I am sure you will be hard pressed to find a "hard and fast" rule around when to switch from one function to another. As others have mentioned, there are a set of tools in R to help you measure performance. object.size
and system.time
are two such function that look at memory usage and performance time, respectively. One general approach is to measure the two directly over an arbitrarily expanding data set. Below is one attempt at this. We will create a data frame with an 'id' column and a random set of numeric values, allowing the data frame to grow and measuring how it changes. I'll use inner_join
here as you mentioned dplyr
. We will measure time as "elapsed" time.
library(tidyverse)
setseed(424)
#number of rows in a cycle
growth <- c(100,1000,10000,100000,1000000,5000000)
#empty lists
n <- 1
l1 <- c()
l2 <- c()
#test for inner join in dplyr
for(i in growth){
x <- data.frame("id" = 1:i, "value" = rnorm(i,0,1))
y <- data.frame("id" = 1:i, "value" = rnorm(i,0,1))
test <- inner_join(x,y, by = c('id' = 'id'))
l1[[n]] <- object.size(test)
print(system.time(test <- inner_join(x,y, by = c('id' = 'id')))[3])
l2[[n]] <- system.time(test <- inner_join(x,y, by = c('id' = 'id')))[3]
n <- n+1
}
#empty lists
n <- 1
l3 <- c()
l4 <- c()
#test for merge
for(i in growth){
x <- data.frame("id" = 1:i, "value" = rnorm(i,0,1))
y <- data.frame("id" = 1:i, "value" = rnorm(i,0,1))
test <- merge(x,y, by = c('id'))
l3[[n]] <- object.size(test)
# print(object.size(test))
print(system.time(test <- merge(x,y, by = c('id')))[3])

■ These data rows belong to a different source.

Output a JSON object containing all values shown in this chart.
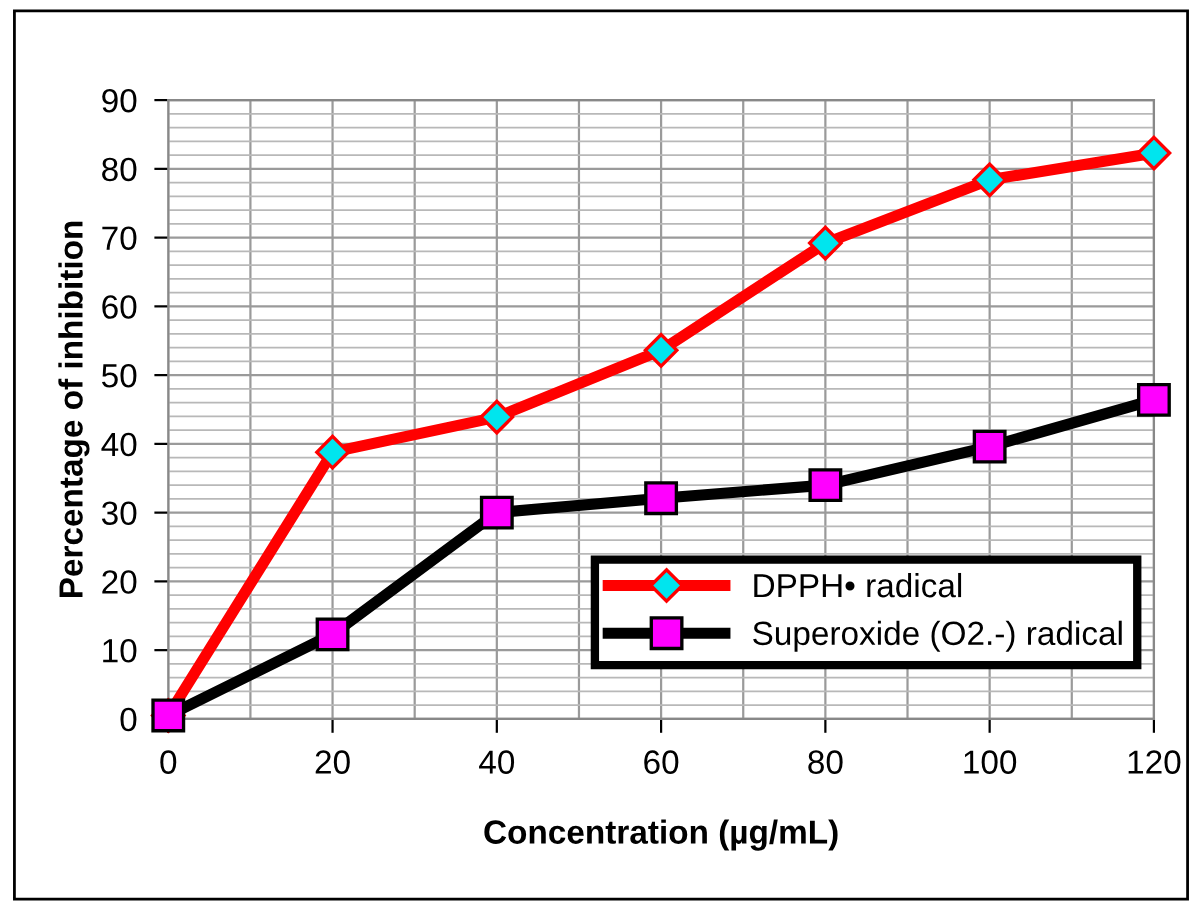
{
  "chart_data": {
    "type": "line",
    "xlabel": "Concentration (µg/mL)",
    "ylabel": "Percentage of inhibition",
    "x": [
      0,
      20,
      40,
      60,
      80,
      100,
      120
    ],
    "series": [
      {
        "name": "DPPH• radical",
        "color": "#ff0000",
        "marker": "diamond",
        "values": [
          0.5,
          38.8,
          43.9,
          53.6,
          69.2,
          78.4,
          82.3
        ]
      },
      {
        "name": "Superoxide (O2.-) radical",
        "color": "#000000",
        "marker": "square",
        "values": [
          0.5,
          12.3,
          30.0,
          32.1,
          34.0,
          39.6,
          46.4
        ]
      }
    ],
    "xlim": [
      0,
      120
    ],
    "xticks": [
      0,
      20,
      40,
      60,
      80,
      100,
      120
    ],
    "ylim": [
      0,
      90
    ],
    "yticks": [
      0,
      10,
      20,
      30,
      40,
      50,
      60,
      70,
      80,
      90
    ],
    "grid": true,
    "legend": "bottom right",
    "line_style": "solid"
  }
}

l4[[n]] <- system.time(test <- merge(x,y, by = c('id')))[3]
n <- n+1
}
#ploting output (some coercing may happen, so be it)
plot <- bind_rows(data.frame("size_bytes" = l3, "time_sec" = l4, "id" = "merge"),
data.frame("size_bytes" = l1, "time_sec" = l2, "id" = "inner_join"))

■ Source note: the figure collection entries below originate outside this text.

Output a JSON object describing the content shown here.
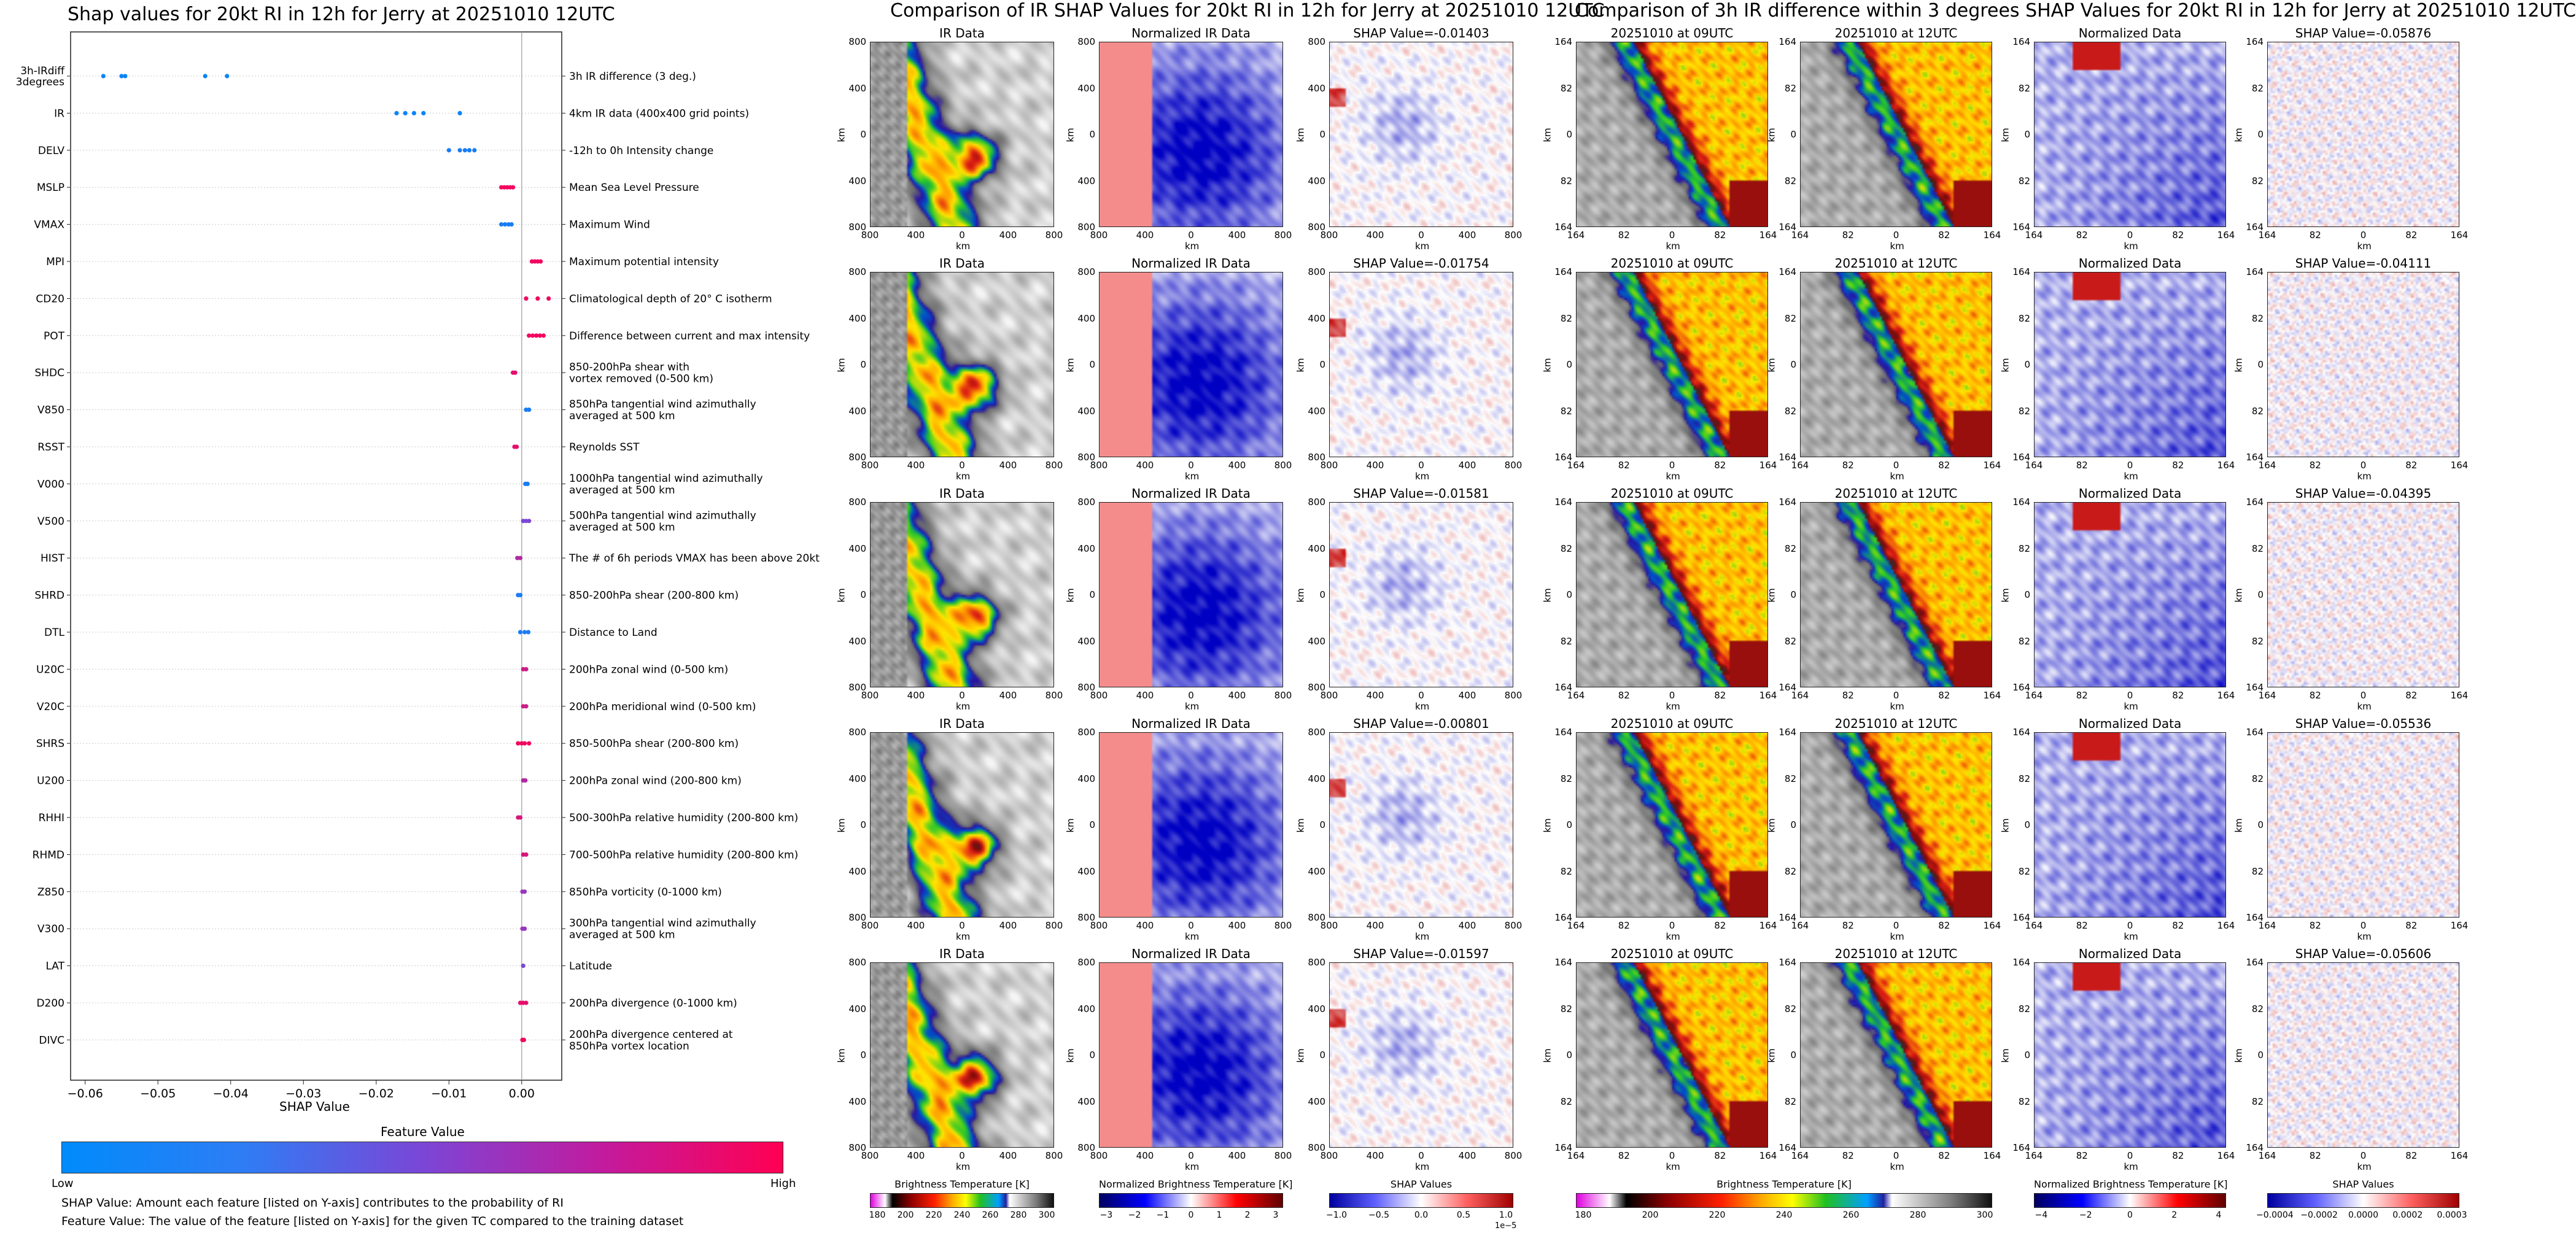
{
  "shap_summary": {
    "title": "Shap values for 20kt RI in 12h for Jerry at 20251010 12UTC",
    "xlabel": "SHAP Value",
    "colorbar_title": "Feature Value",
    "colorbar_low": "Low",
    "colorbar_high": "High",
    "note_1": "SHAP Value: Amount each feature [listed on Y-axis] contributes to the probability of RI",
    "note_2": "Feature Value: The value of the feature [listed on Y-axis] for the given TC compared to the training dataset",
    "colors": {
      "low": "#1e88ff",
      "mid": "#8c3fd0",
      "high": "#ff0055"
    }
  },
  "chart_data": [
    {
      "type": "scatter",
      "title": "Shap values for 20kt RI in 12h for Jerry at 20251010 12UTC",
      "xlabel": "SHAP Value",
      "xlim": [
        -0.062,
        0.0055
      ],
      "xticks": [
        "−0.06",
        "−0.05",
        "−0.04",
        "−0.03",
        "−0.02",
        "−0.01",
        "0.00"
      ],
      "xtick_values": [
        -0.06,
        -0.05,
        -0.04,
        -0.03,
        -0.02,
        -0.01,
        0.0
      ],
      "features": [
        {
          "name": "3h-IRdiff\n3degrees",
          "desc": "3h IR difference (3 deg.)",
          "x": [
            -0.0575,
            -0.055,
            -0.0545,
            -0.0435,
            -0.0405
          ],
          "f": 0.05
        },
        {
          "name": "IR",
          "desc": "4km IR data (400x400 grid points)",
          "x": [
            -0.0172,
            -0.016,
            -0.0148,
            -0.0135,
            -0.0085
          ],
          "f": 0.05
        },
        {
          "name": "DELV",
          "desc": "-12h to 0h Intensity change",
          "x": [
            -0.01,
            -0.0085,
            -0.0078,
            -0.0072,
            -0.0065
          ],
          "f": 0.1
        },
        {
          "name": "MSLP",
          "desc": "Mean Sea Level Pressure",
          "x": [
            -0.0028,
            -0.0024,
            -0.002,
            -0.0016,
            -0.0012
          ],
          "f": 0.95
        },
        {
          "name": "VMAX",
          "desc": "Maximum Wind",
          "x": [
            -0.0028,
            -0.0023,
            -0.0018,
            -0.0014
          ],
          "f": 0.1
        },
        {
          "name": "MPI",
          "desc": "Maximum potential intensity",
          "x": [
            0.0014,
            0.0018,
            0.0022,
            0.0026
          ],
          "f": 0.95
        },
        {
          "name": "CD20",
          "desc": "Climatological depth of 20° C isotherm",
          "x": [
            0.0006,
            0.0022,
            0.0037
          ],
          "f": 0.95
        },
        {
          "name": "POT",
          "desc": "Difference between current and max intensity",
          "x": [
            0.001,
            0.0015,
            0.002,
            0.0025,
            0.003
          ],
          "f": 0.95
        },
        {
          "name": "SHDC",
          "desc": "850-200hPa shear with\nvortex removed (0-500 km)",
          "x": [
            -0.0012,
            -0.0009
          ],
          "f": 0.9
        },
        {
          "name": "V850",
          "desc": "850hPa tangential wind azimuthally\naveraged at 500 km",
          "x": [
            0.0006,
            0.001
          ],
          "f": 0.1
        },
        {
          "name": "RSST",
          "desc": "Reynolds SST",
          "x": [
            -0.001,
            -0.0007
          ],
          "f": 0.9
        },
        {
          "name": "V000",
          "desc": "1000hPa tangential wind azimuthally\naveraged at 500 km",
          "x": [
            0.0005,
            0.0008
          ],
          "f": 0.1
        },
        {
          "name": "V500",
          "desc": "500hPa tangential wind azimuthally\naveraged at 500 km",
          "x": [
            0.0002,
            0.0006,
            0.001
          ],
          "f": 0.5
        },
        {
          "name": "HIST",
          "desc": "The # of 6h periods VMAX has been above 20kt",
          "x": [
            -0.0006,
            -0.0002
          ],
          "f": 0.7
        },
        {
          "name": "SHRD",
          "desc": "850-200hPa shear (200-800 km)",
          "x": [
            -0.0005,
            -0.0002
          ],
          "f": 0.1
        },
        {
          "name": "DTL",
          "desc": "Distance to Land",
          "x": [
            -0.0002,
            0.0004,
            0.0009
          ],
          "f": 0.1
        },
        {
          "name": "U20C",
          "desc": "200hPa zonal wind (0-500 km)",
          "x": [
            0.0002,
            0.0006
          ],
          "f": 0.8
        },
        {
          "name": "V20C",
          "desc": "200hPa meridional wind (0-500 km)",
          "x": [
            0.0002,
            0.0006
          ],
          "f": 0.8
        },
        {
          "name": "SHRS",
          "desc": "850-500hPa shear (200-800 km)",
          "x": [
            -0.0005,
            0.0,
            0.0004,
            0.001
          ],
          "f": 0.95
        },
        {
          "name": "U200",
          "desc": "200hPa zonal wind (200-800 km)",
          "x": [
            0.0002,
            0.0005
          ],
          "f": 0.7
        },
        {
          "name": "RHHI",
          "desc": "500-300hPa relative humidity (200-800 km)",
          "x": [
            -0.0005,
            -0.0002
          ],
          "f": 0.85
        },
        {
          "name": "RHMD",
          "desc": "700-500hPa relative humidity (200-800 km)",
          "x": [
            0.0002,
            0.0006
          ],
          "f": 0.85
        },
        {
          "name": "Z850",
          "desc": "850hPa vorticity (0-1000 km)",
          "x": [
            0.0001,
            0.0004
          ],
          "f": 0.6
        },
        {
          "name": "V300",
          "desc": "300hPa tangential wind azimuthally\naveraged at 500 km",
          "x": [
            0.0001,
            0.0004
          ],
          "f": 0.6
        },
        {
          "name": "LAT",
          "desc": "Latitude",
          "x": [
            0.0002
          ],
          "f": 0.5
        },
        {
          "name": "D200",
          "desc": "200hPa divergence (0-1000 km)",
          "x": [
            -0.0002,
            0.0002,
            0.0006
          ],
          "f": 0.9
        },
        {
          "name": "DIVC",
          "desc": "200hPa divergence centered at\n850hPa vortex location",
          "x": [
            0.0001,
            0.0003
          ],
          "f": 0.95
        }
      ]
    }
  ],
  "ir_panel": {
    "suptitle": "Comparison of IR SHAP Values for 20kt RI in 12h for Jerry at 20251010 12UTC",
    "col_titles": [
      "IR Data",
      "Normalized IR Data"
    ],
    "shap_titles": [
      "SHAP Value=-0.01403",
      "SHAP Value=-0.01754",
      "SHAP Value=-0.01581",
      "SHAP Value=-0.00801",
      "SHAP Value=-0.01597"
    ],
    "xticks": [
      "800",
      "400",
      "0",
      "400",
      "800"
    ],
    "yticks": [
      "800",
      "400",
      "0",
      "400",
      "800"
    ],
    "axis_label": "km",
    "cbar_titles": [
      "Brightness Temperature [K]",
      "Normalized Brightness Temperature [K]",
      "SHAP Values"
    ],
    "cbar_ticks": [
      [
        "180",
        "200",
        "220",
        "240",
        "260",
        "280",
        "300"
      ],
      [
        "−3",
        "−2",
        "−1",
        "0",
        "1",
        "2",
        "3"
      ],
      [
        "−1.0",
        "−0.5",
        "0.0",
        "0.5",
        "1.0"
      ]
    ],
    "cbar_exp": "1e−5"
  },
  "diff_panel": {
    "suptitle": "Comparison of 3h IR difference within 3 degrees SHAP Values for 20kt RI in 12h for Jerry at 20251010 12UTC",
    "col_titles": [
      "20251010 at 09UTC",
      "20251010 at 12UTC",
      "Normalized Data"
    ],
    "shap_titles": [
      "SHAP Value=-0.05876",
      "SHAP Value=-0.04111",
      "SHAP Value=-0.04395",
      "SHAP Value=-0.05536",
      "SHAP Value=-0.05606"
    ],
    "xticks": [
      "164",
      "82",
      "0",
      "82",
      "164"
    ],
    "yticks": [
      "164",
      "82",
      "0",
      "82",
      "164"
    ],
    "axis_label": "km",
    "cbar_titles": [
      "Brightness Temperature [K]",
      "Normalized Brightness Temperature [K]",
      "SHAP Values"
    ],
    "cbar_ticks": [
      [
        "180",
        "200",
        "220",
        "240",
        "260",
        "280",
        "300"
      ],
      [
        "−4",
        "−2",
        "0",
        "2",
        "4"
      ],
      [
        "−0.0004",
        "−0.0002",
        "0.0000",
        "0.0002",
        "0.0003"
      ]
    ]
  }
}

plot$size_MB <- plot$size_bytes/1000000
ggplot(plot, aes(x = size_MB, y =time_sec, color = id)) + geom_line()

merge
seems to perform worse out the gate, but really kicks off around ~20MB. Is this the final word on the matter? No. But such testing can give you a idea of how to choose a function.